25-hydroxycholesterol impairs endothelial function and vasodilation by uncoupling and inhibiting endothelial nitric oxide synthase
AJP Endocrinology and Metabolism
Published online on September 06, 2016
Abstract
Endothelial dysfunction is a key early step in atherosclerosis. 25-hydroxycholesterol (25-OHC) is found in atherosclerotic lesions. However, whether 25-OHC promotes atherosclerosis is unclear. Here we hypothesize that 25-OHC, a proinflammatory lipid, can impair endothelial function, which may play an important role in atherosclerosis. Bovine aortic endothelial cells (BAECs) were incubated with 25-OHC. Endothelial cell proliferation, migration and tube formation were measured. Nitric oxide (NO) production and superoxide anion generation were determined. The expression and phosphorylation of endothelial nitric oxide synthase (eNOS) and AKT as well as the association of eNOS and heat shock protein 90 (HSP90) were detected by immunoblotting and immunoprecipitation.

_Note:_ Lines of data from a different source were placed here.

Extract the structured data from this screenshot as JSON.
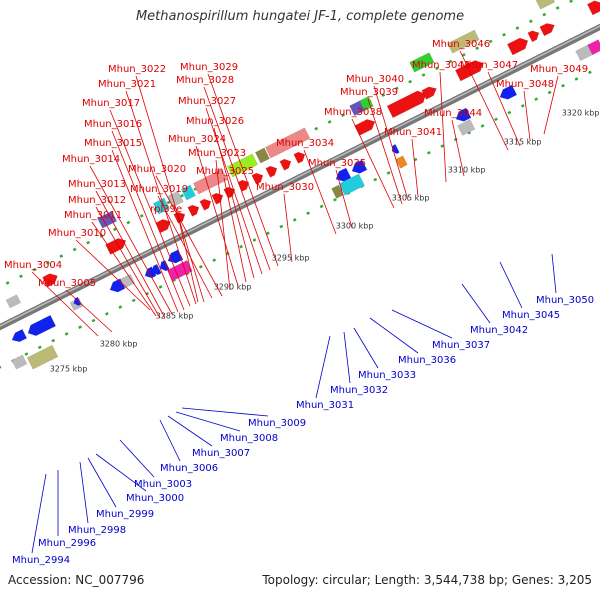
{
  "title": "Methanospirillum hungatei JF-1, complete genome",
  "accession": "Accession: NC_007796",
  "summary": "Topology: circular; Length: 3,544,738 bp; Genes: 3,205",
  "colors": {
    "red": "#ee1111",
    "pink": "#ee8888",
    "lightgreen": "#99ee22",
    "green": "#33cc33",
    "cyan": "#22ccdd",
    "olive": "#bbbb77",
    "darkolive": "#888844",
    "gray": "#bbbbbb",
    "blue": "#1122ee",
    "purple": "#6655bb",
    "magenta": "#ee22aa",
    "orange": "#ee8822",
    "label_red": "#dd0000",
    "label_blue": "#0000cc",
    "axis": "#888888"
  },
  "scale_ticks": [
    {
      "label": "3275 kbp"
    },
    {
      "label": "3280 kbp"
    },
    {
      "label": "3285 kbp"
    },
    {
      "label": "3290 kbp"
    },
    {
      "label": "3295 kbp"
    },
    {
      "label": "3300 kbp"
    },
    {
      "label": "3305 kbp"
    },
    {
      "label": "3310 kbp"
    },
    {
      "label": "3315 kbp"
    },
    {
      "label": "3320 kbp"
    }
  ],
  "top_labels": [
    {
      "name": "Mhun_3004"
    },
    {
      "name": "Mhun_3005"
    },
    {
      "name": "Mhun_3010"
    },
    {
      "name": "Mhun_3011"
    },
    {
      "name": "Mhun_3012"
    },
    {
      "name": "Mhun_3013"
    },
    {
      "name": "Mhun_3014"
    },
    {
      "name": "Mhun_3015"
    },
    {
      "name": "Mhun_3016"
    },
    {
      "name": "Mhun_3017"
    },
    {
      "name": "Mhun_3021"
    },
    {
      "name": "Mhun_3022"
    },
    {
      "name": "rpl39e"
    },
    {
      "name": "Mhun_3019"
    },
    {
      "name": "Mhun_3020"
    },
    {
      "name": "Mhun_3023"
    },
    {
      "name": "Mhun_3024"
    },
    {
      "name": "Mhun_3025"
    },
    {
      "name": "Mhun_3026"
    },
    {
      "name": "Mhun_3027"
    },
    {
      "name": "Mhun_3028"
    },
    {
      "name": "Mhun_3029"
    },
    {
      "name": "Mhun_3030"
    },
    {
      "name": "Mhun_3034"
    },
    {
      "name": "Mhun_3035"
    },
    {
      "name": "Mhun_3038"
    },
    {
      "name": "Mhun_3039"
    },
    {
      "name": "Mhun_3040"
    },
    {
      "name": "Mhun_3041"
    },
    {
      "name": "Mhun_3043"
    },
    {
      "name": "Mhun_3044"
    },
    {
      "name": "Mhun_3046"
    },
    {
      "name": "Mhun_3047"
    },
    {
      "name": "Mhun_3048"
    },
    {
      "name": "Mhun_3049"
    }
  ],
  "bottom_labels": [
    {
      "name": "Mhun_2994"
    },
    {
      "name": "Mhun_2996"
    },
    {
      "name": "Mhun_2998"
    },
    {
      "name": "Mhun_2999"
    },
    {
      "name": "Mhun_3000"
    },
    {
      "name": "Mhun_3003"
    },
    {
      "name": "Mhun_3006"
    },
    {
      "name": "Mhun_3007"
    },
    {
      "name": "Mhun_3008"
    },
    {
      "name": "Mhun_3009"
    },
    {
      "name": "Mhun_3031"
    },
    {
      "name": "Mhun_3032"
    },
    {
      "name": "Mhun_3033"
    },
    {
      "name": "Mhun_3036"
    },
    {
      "name": "Mhun_3037"
    },
    {
      "name": "Mhun_3042"
    },
    {
      "name": "Mhun_3045"
    },
    {
      "name": "Mhun_3050"
    }
  ]
}
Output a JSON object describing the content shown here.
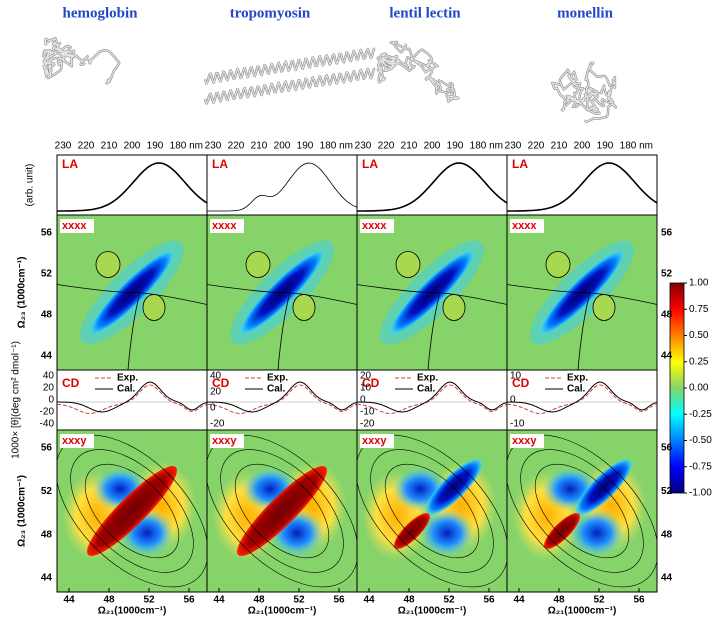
{
  "proteins": [
    "hemoglobin",
    "tropomyosin",
    "lentil lectin",
    "monellin"
  ],
  "wavelength_ticks": [
    "230",
    "220",
    "210",
    "200",
    "190",
    "180"
  ],
  "wavelength_unit": "nm",
  "panel_labels": {
    "la": "LA",
    "xxxx": "xxxx",
    "cd": "CD",
    "xxxy": "xxxy"
  },
  "axis_labels": {
    "la": "(arb. unit)",
    "omega23": "Ω₂₃ (1000cm⁻¹)",
    "cd": "1000× [θ](deg cm² dmol⁻¹)",
    "omega21": "Ω₂₁(1000cm⁻¹)"
  },
  "omega23_ticks": [
    "56",
    "52",
    "48",
    "44"
  ],
  "omega21_ticks": [
    "44",
    "48",
    "52",
    "56"
  ],
  "cd_ticks": [
    [
      "40",
      "20",
      "0",
      "-20",
      "-40"
    ],
    [
      "40",
      "20",
      "0",
      "-20"
    ],
    [
      "20",
      "10",
      "0",
      "-10",
      "-20"
    ],
    [
      "10",
      "0",
      "-10"
    ]
  ],
  "legend": [
    "Exp.",
    "Cal."
  ],
  "colorbar_ticks": [
    "1.00",
    "0.75",
    "0.50",
    "0.25",
    "0.00",
    "-0.25",
    "-0.50",
    "-0.75",
    "-1.00"
  ]
}
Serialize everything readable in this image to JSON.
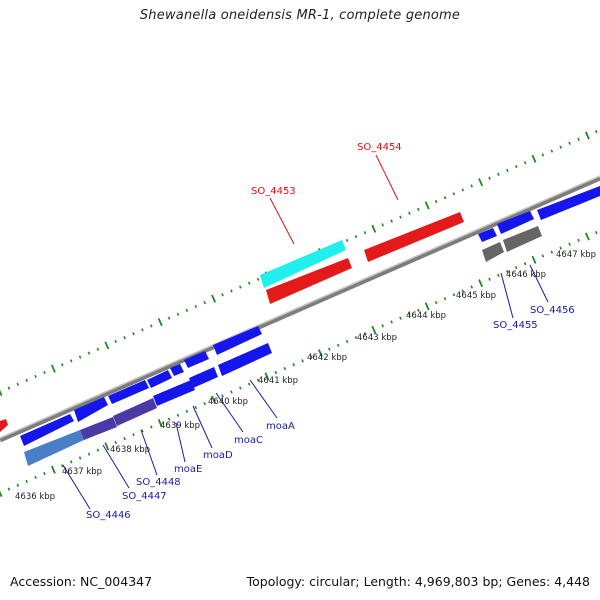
{
  "title": "Shewanella oneidensis MR-1, complete genome",
  "footer": {
    "accession": "Accession: NC_004347",
    "summary": "Topology: circular; Length: 4,969,803 bp; Genes: 4,448"
  },
  "colors": {
    "forward": "#1515ee",
    "reverse": "#1515ee",
    "highlight_red": "#e41a1a",
    "highlight_cyan": "#22eeee",
    "grey": "#666666",
    "backbone": "#888888",
    "ticks": "#1e8a1e",
    "label_blue": "#1a1aaa",
    "label_red": "#dd1111"
  },
  "kbp_labels": [
    "4636 kbp",
    "4637 kbp",
    "4638 kbp",
    "4639 kbp",
    "4640 kbp",
    "4641 kbp",
    "4642 kbp",
    "4643 kbp",
    "4644 kbp",
    "4645 kbp",
    "4646 kbp",
    "4647 kbp"
  ],
  "gene_labels": [
    "SO_4454",
    "SO_4453",
    "SO_4455",
    "SO_4456",
    "moaA",
    "moaC",
    "moaD",
    "moaE",
    "SO_4448",
    "SO_4447",
    "SO_4446"
  ]
}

Endothelial cell apoptosis was monitored by TUNEL staining, the caspase 3 activity and the expression of Bcl-2, Bax, the cleaved caspase 9 and cleaved caspase 3 were detected by immunoblotting. Finally, aortic ring from SD rats were isolated and treated with 25-OHC and the endothelium-dependent vasodilation was evaluated. 25-OHC significantly inhibited endothelial cell proliferation, migration and tube formation. 25-OHC markedly decreased NO production and increased superoxide anion generation. 25-OHC reduced the phosphorylation of AKT and eNOS and the association of eNOS and HSP90. 25-OHC also enhanced endothelial cells apoptosis by decreasing Bcl-2 expression and increasing cleaved caspase 9 and cleaved caspase 3 expressions and the caspase 3 activity. 25-OHC impaired endothelium-dependent vasodilation. These data demonstrated that 25-OHC could impair endothelial function by uncoupling and inhibiting eNOS activity as well as by inducing endothelial cell apoptosis. Our findings indicate that 25-OHC may play an important role in regulating atherosclerosis.